Zookeepers have big hopes for their little panda. 
Image: Smithsonian National Zoological Park
Zookeepers have big hopes for their little panda. Image: Smithsonian National Zoological Park
He’s a scruffy little thing, weighed in ounces, but the newest panda is a media star. Already, his pictures are splattered on Instagram, Pinterest, Twitter, Facebook and, of course, the Smithsonian National Zoological Park's homepage. 

   At the moment, the cub and his mom, Mei Xiang, are not on exhibit. (But visitors will be able to see the dad, Tian Tian, and another panda, Bao Bao, outside.) The David M. Rubenstein Family Giant Panda Habitat will reopen when the cub is about 4 months old, a zoo news release said.
   But did you know that the little guy can’t see anything yet? Until the cub is 6 to 8 weeks old, the baby panda will not open his eyes, according to the Smithsonian.
   Here are some fast facts about the new member of the family:

    At first there were twins. Sadly, the second panda cub died. This was the third time a giant panda living in the United States gave birth to twins, according to the Smithsonian.

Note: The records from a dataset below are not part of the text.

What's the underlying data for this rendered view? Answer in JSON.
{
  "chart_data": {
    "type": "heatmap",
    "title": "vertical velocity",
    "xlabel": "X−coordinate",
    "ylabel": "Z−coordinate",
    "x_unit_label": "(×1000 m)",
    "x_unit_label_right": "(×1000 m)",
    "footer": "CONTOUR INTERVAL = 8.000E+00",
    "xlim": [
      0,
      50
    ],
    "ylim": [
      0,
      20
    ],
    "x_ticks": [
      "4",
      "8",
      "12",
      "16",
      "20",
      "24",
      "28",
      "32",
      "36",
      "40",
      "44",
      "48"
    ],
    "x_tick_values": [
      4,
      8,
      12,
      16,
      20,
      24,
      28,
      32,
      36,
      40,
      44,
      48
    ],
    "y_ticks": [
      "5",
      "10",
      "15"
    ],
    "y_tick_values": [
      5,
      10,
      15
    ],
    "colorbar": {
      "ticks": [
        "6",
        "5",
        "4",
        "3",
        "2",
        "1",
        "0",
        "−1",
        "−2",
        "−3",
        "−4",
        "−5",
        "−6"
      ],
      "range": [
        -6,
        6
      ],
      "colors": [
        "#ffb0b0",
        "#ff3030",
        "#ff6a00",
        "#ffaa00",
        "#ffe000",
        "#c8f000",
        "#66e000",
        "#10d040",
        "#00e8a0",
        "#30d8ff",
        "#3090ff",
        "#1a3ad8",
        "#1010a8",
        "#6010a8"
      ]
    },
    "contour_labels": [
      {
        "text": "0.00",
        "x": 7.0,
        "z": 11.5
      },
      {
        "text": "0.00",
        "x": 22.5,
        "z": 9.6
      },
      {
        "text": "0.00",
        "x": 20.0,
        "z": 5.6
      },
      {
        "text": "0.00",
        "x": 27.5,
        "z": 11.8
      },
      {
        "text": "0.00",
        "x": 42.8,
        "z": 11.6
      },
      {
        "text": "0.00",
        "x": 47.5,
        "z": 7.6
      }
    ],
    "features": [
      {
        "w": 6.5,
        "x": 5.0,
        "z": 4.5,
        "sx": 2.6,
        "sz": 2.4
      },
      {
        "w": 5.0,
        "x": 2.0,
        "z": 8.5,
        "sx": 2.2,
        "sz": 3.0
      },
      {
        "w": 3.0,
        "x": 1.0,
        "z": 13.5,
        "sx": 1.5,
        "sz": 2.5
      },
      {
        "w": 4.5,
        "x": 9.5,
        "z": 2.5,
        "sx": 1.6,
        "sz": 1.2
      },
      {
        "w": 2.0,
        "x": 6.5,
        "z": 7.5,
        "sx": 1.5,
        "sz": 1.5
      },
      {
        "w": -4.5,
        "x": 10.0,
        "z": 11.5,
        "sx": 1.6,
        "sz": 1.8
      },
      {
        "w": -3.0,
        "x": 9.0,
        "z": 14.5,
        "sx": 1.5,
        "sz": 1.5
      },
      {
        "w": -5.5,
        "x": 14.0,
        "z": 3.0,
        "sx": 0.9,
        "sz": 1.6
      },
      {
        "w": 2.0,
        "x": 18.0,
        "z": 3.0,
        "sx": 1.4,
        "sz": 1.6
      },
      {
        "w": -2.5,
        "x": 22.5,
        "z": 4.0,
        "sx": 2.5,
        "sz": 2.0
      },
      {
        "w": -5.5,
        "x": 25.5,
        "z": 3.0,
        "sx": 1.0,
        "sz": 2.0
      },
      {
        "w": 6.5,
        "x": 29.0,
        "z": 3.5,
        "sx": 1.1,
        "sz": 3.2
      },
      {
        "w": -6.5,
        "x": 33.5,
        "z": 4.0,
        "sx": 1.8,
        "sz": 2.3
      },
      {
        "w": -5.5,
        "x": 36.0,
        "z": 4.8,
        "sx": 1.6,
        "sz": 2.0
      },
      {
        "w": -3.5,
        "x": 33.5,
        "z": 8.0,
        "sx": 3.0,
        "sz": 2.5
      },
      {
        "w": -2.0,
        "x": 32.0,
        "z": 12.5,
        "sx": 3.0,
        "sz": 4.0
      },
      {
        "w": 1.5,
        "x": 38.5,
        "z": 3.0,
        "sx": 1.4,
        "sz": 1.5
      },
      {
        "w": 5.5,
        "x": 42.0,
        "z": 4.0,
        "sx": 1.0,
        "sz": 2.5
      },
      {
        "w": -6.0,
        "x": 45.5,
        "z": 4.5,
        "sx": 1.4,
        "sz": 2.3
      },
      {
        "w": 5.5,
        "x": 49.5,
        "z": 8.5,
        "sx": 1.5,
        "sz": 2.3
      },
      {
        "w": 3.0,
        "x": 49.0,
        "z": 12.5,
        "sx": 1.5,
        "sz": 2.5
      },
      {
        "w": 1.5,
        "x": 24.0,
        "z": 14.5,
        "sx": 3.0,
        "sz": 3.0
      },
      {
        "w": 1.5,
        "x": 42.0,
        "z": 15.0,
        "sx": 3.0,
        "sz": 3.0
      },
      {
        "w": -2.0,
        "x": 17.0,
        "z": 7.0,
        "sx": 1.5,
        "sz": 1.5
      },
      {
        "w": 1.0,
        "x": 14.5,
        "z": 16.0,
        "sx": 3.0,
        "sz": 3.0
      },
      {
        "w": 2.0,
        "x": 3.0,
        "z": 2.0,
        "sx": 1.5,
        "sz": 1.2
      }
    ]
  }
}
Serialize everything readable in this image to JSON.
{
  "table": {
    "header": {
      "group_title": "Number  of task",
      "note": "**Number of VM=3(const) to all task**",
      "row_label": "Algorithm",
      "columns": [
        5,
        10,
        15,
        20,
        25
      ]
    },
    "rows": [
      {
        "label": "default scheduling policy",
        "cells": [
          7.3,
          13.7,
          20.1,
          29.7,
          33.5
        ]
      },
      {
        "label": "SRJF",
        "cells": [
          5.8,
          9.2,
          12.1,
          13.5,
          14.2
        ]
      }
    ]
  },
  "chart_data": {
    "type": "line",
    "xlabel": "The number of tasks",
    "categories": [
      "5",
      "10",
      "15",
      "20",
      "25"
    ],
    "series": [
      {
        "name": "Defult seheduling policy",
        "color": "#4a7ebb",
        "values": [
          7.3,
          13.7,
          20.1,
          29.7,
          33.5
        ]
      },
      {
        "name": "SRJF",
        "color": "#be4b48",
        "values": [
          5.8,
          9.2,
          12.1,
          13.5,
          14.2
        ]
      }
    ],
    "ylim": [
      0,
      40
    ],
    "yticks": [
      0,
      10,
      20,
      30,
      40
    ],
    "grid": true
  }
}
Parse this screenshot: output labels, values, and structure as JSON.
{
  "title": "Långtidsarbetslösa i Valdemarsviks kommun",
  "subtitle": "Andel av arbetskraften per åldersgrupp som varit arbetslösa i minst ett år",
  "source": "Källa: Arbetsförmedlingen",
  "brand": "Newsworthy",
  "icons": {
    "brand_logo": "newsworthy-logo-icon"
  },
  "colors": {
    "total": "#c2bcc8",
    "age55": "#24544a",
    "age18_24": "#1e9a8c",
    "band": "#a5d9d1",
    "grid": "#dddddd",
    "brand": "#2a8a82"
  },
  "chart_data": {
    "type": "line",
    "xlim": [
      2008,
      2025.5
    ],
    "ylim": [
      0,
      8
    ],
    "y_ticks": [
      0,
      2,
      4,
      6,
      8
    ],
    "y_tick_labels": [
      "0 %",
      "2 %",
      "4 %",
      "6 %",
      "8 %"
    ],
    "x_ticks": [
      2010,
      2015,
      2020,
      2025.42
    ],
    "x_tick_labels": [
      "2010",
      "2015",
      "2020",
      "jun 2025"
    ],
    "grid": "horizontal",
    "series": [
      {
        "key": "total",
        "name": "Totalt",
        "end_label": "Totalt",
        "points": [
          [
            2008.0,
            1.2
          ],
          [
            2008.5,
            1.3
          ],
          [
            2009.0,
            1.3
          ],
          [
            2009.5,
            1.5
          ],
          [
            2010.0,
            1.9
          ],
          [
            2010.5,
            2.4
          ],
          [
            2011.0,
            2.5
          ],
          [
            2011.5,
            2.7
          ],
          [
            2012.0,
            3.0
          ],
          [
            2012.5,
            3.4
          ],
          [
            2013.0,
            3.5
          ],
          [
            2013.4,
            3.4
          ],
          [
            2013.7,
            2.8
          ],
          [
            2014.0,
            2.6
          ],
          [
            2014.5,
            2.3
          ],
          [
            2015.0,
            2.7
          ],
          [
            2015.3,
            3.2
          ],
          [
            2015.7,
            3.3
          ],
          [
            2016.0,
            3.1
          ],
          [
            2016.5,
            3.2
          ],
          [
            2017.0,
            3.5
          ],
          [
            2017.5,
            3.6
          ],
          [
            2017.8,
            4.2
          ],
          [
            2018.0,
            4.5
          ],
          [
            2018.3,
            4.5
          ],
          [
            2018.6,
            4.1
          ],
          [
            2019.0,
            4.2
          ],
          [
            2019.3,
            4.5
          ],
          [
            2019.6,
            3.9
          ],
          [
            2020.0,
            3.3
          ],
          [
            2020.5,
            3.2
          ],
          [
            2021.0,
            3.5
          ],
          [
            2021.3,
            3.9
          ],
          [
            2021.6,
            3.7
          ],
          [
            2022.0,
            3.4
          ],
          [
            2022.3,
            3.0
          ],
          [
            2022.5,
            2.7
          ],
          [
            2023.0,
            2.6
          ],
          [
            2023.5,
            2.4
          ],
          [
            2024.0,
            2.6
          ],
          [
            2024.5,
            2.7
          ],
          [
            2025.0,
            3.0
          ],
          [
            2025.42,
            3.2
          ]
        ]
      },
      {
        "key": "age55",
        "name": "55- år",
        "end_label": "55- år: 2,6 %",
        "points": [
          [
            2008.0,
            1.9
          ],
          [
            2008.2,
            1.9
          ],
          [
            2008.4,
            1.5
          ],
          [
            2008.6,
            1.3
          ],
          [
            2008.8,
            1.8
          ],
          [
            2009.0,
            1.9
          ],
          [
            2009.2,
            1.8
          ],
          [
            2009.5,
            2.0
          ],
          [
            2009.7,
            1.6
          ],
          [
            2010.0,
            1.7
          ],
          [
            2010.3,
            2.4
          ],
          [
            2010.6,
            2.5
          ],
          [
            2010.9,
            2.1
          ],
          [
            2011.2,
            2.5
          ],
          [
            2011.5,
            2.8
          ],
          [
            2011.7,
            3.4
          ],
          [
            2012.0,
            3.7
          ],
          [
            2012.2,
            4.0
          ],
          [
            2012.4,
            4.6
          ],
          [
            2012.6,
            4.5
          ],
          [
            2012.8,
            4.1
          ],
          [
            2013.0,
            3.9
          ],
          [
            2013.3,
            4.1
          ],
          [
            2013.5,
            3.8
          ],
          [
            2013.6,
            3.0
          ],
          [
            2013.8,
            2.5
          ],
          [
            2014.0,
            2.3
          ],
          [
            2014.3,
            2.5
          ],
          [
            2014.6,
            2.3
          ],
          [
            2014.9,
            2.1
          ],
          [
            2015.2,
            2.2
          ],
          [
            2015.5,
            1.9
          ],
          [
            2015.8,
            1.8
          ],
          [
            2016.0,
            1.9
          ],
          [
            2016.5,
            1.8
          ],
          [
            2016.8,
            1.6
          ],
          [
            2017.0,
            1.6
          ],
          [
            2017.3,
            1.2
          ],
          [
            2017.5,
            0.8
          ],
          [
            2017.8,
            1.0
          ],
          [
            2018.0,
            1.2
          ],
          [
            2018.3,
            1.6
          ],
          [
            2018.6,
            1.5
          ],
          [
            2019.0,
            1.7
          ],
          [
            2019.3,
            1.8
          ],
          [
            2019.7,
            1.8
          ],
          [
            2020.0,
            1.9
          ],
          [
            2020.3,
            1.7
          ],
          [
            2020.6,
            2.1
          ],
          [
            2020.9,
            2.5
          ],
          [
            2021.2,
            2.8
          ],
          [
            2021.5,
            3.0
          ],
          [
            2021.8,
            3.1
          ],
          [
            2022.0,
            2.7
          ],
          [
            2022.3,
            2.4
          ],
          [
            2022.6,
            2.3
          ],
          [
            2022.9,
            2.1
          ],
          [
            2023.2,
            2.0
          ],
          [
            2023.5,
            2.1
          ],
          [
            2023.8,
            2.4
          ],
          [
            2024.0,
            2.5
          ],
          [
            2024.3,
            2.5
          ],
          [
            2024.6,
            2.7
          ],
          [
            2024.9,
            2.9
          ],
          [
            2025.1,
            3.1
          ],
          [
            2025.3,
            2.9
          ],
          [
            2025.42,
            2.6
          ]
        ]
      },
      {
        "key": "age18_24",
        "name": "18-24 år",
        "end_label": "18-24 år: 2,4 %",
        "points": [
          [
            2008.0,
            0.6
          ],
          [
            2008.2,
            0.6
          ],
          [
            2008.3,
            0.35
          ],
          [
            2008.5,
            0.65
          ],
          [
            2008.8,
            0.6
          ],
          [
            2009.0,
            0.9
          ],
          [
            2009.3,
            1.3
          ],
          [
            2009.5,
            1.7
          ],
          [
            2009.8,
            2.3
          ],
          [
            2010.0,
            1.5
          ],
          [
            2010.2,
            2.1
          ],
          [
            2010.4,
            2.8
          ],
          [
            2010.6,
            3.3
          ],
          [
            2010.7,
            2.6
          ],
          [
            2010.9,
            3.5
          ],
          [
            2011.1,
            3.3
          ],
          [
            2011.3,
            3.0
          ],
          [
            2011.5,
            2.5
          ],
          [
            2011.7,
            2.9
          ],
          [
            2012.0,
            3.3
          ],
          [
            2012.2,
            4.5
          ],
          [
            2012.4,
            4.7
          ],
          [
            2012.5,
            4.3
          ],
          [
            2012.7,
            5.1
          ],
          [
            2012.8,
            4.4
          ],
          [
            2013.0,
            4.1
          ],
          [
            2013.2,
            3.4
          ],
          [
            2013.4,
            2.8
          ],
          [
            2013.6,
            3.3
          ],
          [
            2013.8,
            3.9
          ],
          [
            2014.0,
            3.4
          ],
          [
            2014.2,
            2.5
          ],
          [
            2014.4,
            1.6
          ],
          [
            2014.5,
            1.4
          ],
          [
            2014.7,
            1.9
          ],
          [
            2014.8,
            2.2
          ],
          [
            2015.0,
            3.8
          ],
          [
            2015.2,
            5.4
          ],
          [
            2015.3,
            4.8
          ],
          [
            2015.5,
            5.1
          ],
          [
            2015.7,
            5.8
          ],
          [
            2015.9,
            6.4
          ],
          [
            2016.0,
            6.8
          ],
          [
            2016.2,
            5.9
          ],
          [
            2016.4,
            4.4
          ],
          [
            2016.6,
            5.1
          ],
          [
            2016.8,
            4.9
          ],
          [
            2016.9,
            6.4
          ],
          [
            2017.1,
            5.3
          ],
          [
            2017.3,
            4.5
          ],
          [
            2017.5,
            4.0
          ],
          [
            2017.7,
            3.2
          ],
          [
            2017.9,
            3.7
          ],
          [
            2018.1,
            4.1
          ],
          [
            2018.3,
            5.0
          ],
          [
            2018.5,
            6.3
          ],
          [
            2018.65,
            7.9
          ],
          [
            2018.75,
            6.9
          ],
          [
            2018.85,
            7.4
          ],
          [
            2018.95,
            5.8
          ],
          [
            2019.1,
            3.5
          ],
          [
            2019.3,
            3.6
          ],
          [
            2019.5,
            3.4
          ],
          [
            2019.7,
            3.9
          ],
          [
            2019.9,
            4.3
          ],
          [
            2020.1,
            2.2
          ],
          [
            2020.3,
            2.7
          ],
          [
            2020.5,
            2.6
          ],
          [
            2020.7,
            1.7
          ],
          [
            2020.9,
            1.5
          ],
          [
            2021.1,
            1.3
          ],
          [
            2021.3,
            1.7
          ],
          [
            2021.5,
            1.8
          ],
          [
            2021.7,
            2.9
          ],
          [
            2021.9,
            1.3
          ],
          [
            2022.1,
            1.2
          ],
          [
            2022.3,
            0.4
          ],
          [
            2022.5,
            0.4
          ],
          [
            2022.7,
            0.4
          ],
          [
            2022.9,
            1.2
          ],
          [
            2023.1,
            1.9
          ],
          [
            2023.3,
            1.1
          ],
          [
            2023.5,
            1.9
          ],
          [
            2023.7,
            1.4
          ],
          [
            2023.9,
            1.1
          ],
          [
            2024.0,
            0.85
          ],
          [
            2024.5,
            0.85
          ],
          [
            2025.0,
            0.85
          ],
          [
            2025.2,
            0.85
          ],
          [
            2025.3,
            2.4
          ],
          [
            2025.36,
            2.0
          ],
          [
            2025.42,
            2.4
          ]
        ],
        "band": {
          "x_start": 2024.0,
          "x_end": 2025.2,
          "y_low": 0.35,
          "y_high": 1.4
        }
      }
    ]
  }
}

    Think of them as tourists: They are from central China and live in bamboo forests. The cub’s mother and father are from China. After four years, the cub will go to his homeland.

    The distinctive black and white markings: The panda, born Aug. 22, is already developing black and white markings. Scientists aren’t exactly sure why pandas are black and white, according to the San Diego Zoo. The zoo offers two theories: The colors help pandas stand out, so that they can find each other to mate. Or, the colors actually act as a camouflage while bears are in treetops. While rare, some pandas are brown and white.

    Their diet: Bamboo, bamboo and more bamboo. They eat 26 to 84 pounds of it every day, according to the World Wildlife Fund. But they are listed as carnivores and will eat small rodents or musk deer fawns. The Smithsonian website points out that in captivity they will eat bamboo, sugar cane, rice gruel, a special high-fiber biscuit, carrots, apples and sweet potatoes.

    Not many left: The birth of the panda cub is to be celebrated. Pandas are considered endangered and, in fact, a panda has been used as the World Wildlife Fund’s logo since the organization was founded in 1961. There are just over 1,800 pandas in the wild, according to the fund. Other sources estimate 1,600.